The party could roll to a 20-seat House majority after picking up dozens of seats in cities, suburbs, and even rural areas.

By DAVID A. GRAHAM, The Atlantic

Democrats recaptured control of the House of Representatives Tuesday, ending eight years of Republican control and dealing President Donald Trump a stiff rebuke.

With most results in, Democratic candidates either had won or were leading in enough districts to win the 23 seats needed to capture the chamber and then some—perhaps ending up with as much as a 20-seat edge. The question now is how big the Democratic advantage will be when results from all races are in. The outcome is in line with early predictions, though early returns Tuesday suggested that the scale of Democratic victories might be smaller than anticipated, and some pundits declared the hope of a blue wave dead. Yet despite tough losses for Democrats in Senate and gubernatorial races, the House has shaped up about as well as the party could have hoped.

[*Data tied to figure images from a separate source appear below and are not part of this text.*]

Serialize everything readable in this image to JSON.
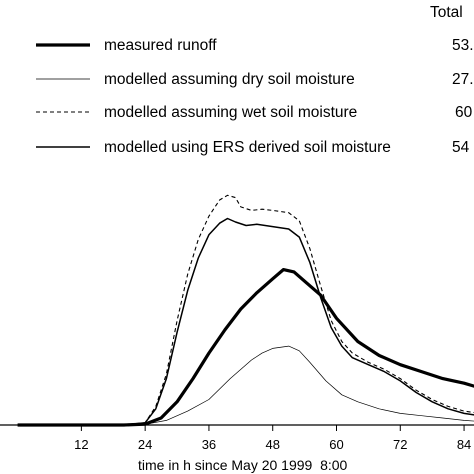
{
  "chart_data": {
    "type": "line",
    "title": "",
    "xlabel": "time in h since May 20 1999  8:00",
    "ylabel": "",
    "xlim": [
      0,
      87
    ],
    "x_ticks": [
      12,
      24,
      36,
      48,
      60,
      72,
      84
    ],
    "grid": false,
    "legend_header": "Total",
    "legend_position": "top",
    "series": [
      {
        "name": "measured runoff",
        "total": "53.",
        "style": "thick",
        "points": [
          [
            0,
            0
          ],
          [
            20,
            0
          ],
          [
            24,
            0.4
          ],
          [
            27,
            3
          ],
          [
            30,
            10
          ],
          [
            33,
            20
          ],
          [
            36,
            31
          ],
          [
            39,
            41
          ],
          [
            42,
            50
          ],
          [
            45,
            57
          ],
          [
            48,
            63
          ],
          [
            50,
            67
          ],
          [
            52,
            66
          ],
          [
            54,
            62
          ],
          [
            57,
            56
          ],
          [
            60,
            46
          ],
          [
            64,
            36
          ],
          [
            68,
            30
          ],
          [
            72,
            26
          ],
          [
            76,
            23
          ],
          [
            80,
            20
          ],
          [
            84,
            18
          ],
          [
            87,
            16
          ]
        ]
      },
      {
        "name": "modelled assuming dry soil moisture",
        "total": "27.",
        "style": "thin",
        "points": [
          [
            0,
            0
          ],
          [
            20,
            0
          ],
          [
            24,
            0.3
          ],
          [
            28,
            2
          ],
          [
            32,
            6
          ],
          [
            36,
            11
          ],
          [
            40,
            20
          ],
          [
            44,
            28
          ],
          [
            46,
            31
          ],
          [
            48,
            33
          ],
          [
            51,
            34
          ],
          [
            53,
            32
          ],
          [
            55,
            27
          ],
          [
            58,
            19
          ],
          [
            61,
            13
          ],
          [
            64,
            10
          ],
          [
            68,
            7
          ],
          [
            72,
            5
          ],
          [
            76,
            4
          ],
          [
            80,
            3
          ],
          [
            84,
            2
          ],
          [
            87,
            1.5
          ]
        ]
      },
      {
        "name": "modelled assuming wet soil moisture",
        "total": "60",
        "style": "dashed",
        "points": [
          [
            0,
            0
          ],
          [
            20,
            0
          ],
          [
            24,
            1
          ],
          [
            26,
            8
          ],
          [
            28,
            22
          ],
          [
            30,
            45
          ],
          [
            32,
            65
          ],
          [
            34,
            80
          ],
          [
            36,
            90
          ],
          [
            38,
            97
          ],
          [
            39.5,
            99
          ],
          [
            41,
            98
          ],
          [
            42,
            94
          ],
          [
            44,
            92.5
          ],
          [
            46,
            93
          ],
          [
            48,
            92.5
          ],
          [
            51,
            91.5
          ],
          [
            53,
            88
          ],
          [
            55,
            76
          ],
          [
            57,
            60
          ],
          [
            59,
            45
          ],
          [
            61,
            36
          ],
          [
            63,
            31
          ],
          [
            66,
            27
          ],
          [
            69,
            24
          ],
          [
            72,
            20
          ],
          [
            75,
            15
          ],
          [
            78,
            11
          ],
          [
            81,
            8
          ],
          [
            84,
            6
          ],
          [
            87,
            5
          ]
        ]
      },
      {
        "name": "modelled using ERS derived soil moisture",
        "total": "54",
        "style": "solid",
        "points": [
          [
            0,
            0
          ],
          [
            20,
            0
          ],
          [
            24,
            1
          ],
          [
            26,
            7
          ],
          [
            28,
            20
          ],
          [
            30,
            40
          ],
          [
            32,
            58
          ],
          [
            34,
            72
          ],
          [
            36,
            82
          ],
          [
            38,
            87
          ],
          [
            39.5,
            89
          ],
          [
            41,
            87.5
          ],
          [
            43,
            86
          ],
          [
            45,
            86.5
          ],
          [
            48,
            85.5
          ],
          [
            51,
            84.5
          ],
          [
            53,
            81
          ],
          [
            55,
            70
          ],
          [
            57,
            55
          ],
          [
            59,
            42
          ],
          [
            61,
            34
          ],
          [
            63,
            29
          ],
          [
            66,
            26
          ],
          [
            69,
            23
          ],
          [
            72,
            19
          ],
          [
            75,
            14
          ],
          [
            78,
            10
          ],
          [
            81,
            7
          ],
          [
            84,
            5
          ],
          [
            87,
            4
          ]
        ]
      }
    ]
  }
}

The Democratic takeover of the House will reshape the terrain in Washington, providing a genuine counterweight to Trump for the first time in his presidency and breaking the unified Republican control of the House, Senate, and White House. While it will be all but impossible for Democrats to actually turn any of their priorities into law, House control provides them a position to conduct strict oversight of the Trump administration and to further bog down an already sclerotic presidency.

“Tomorrow will be a new day in America,” Representative Nancy Pelosi, the leading candidate to be the next speaker of the House, told Democrats at a party in Washington. “Today is more than about Democrats and Republicans. It’s about restoring the Constitution’s checks and balances to the Trump administration. It’s about stopping the GOP and Mitch McConnell’s assaults on Medicare, Medicaid, the Affordable Care Act and the health care of 130 million Americans.”

The Democratic wins on Tuesday came across the country, in traditionally Democratic districts and in ones that Trump captured in 2016. They came in cities, suburbs, and even some rural areas. They came in traditionally progressive states but also in locales where Democrats have become a rare, exotic species in the modern era, such as Kansas and Oklahoma. Democrats also showed their strength in suburban districts, expanding their dominance from urban areas to outlying constituencies that Republicans have controlled.

Three wins in Virginia showcase the Old Dominion’s recent emergence as a solid Democratic state. In addition to Tim Kaine’s easy victory in the U.S. Senate race, the first flipped seat of the night featured Jennifer Wexton handily defeating Barbara Comstock in Northern Virginia’s 10th District. Comstock is a longtime Republican soldier, and the party poured millions of dollars into the race, but it was unable to save the two-term representative. Elaine Luria also beat Scott Taylor in the 11th District. But the most astonishing result came in the strongly conservative Seventh District, where the former CIA agent Abigail Spanberger defeated Dave Brat. Brat, an extremely conservative Republican, entered Congress in 2014 after beating Republican Majority Leader Eric Cantor in a GOP primary. Now the seat is in Democratic hands.

Pennsylvania is another bright spot. Democrats had expected to win the state  in 2016, but it favored Trump. Earlier this year, the state supreme court ordered new congressional districts to be drawn, saying that the old maps were the result of an unconstitutional partisan gerrymander. The new maps were far more favorable to Democrats, who netted three new seats in the state.

Democrats picked up two seats in Florida, including in the 27th District, where former Secretary of Health and Human Services Donna Shalala survived a late scare. In eastern Iowa, the celebrated young Democrat Abby Finkenauer beat the veteran Republican Rod Blum. Republican incumbents Peter Roskam and Randy Hultgren were tossed out in Illinois, too. Democrats won two seats in Minnesota, three seats in New Jersey, and three in New York, including on Staten Island, a GOP stronghold in deep-blue New York City.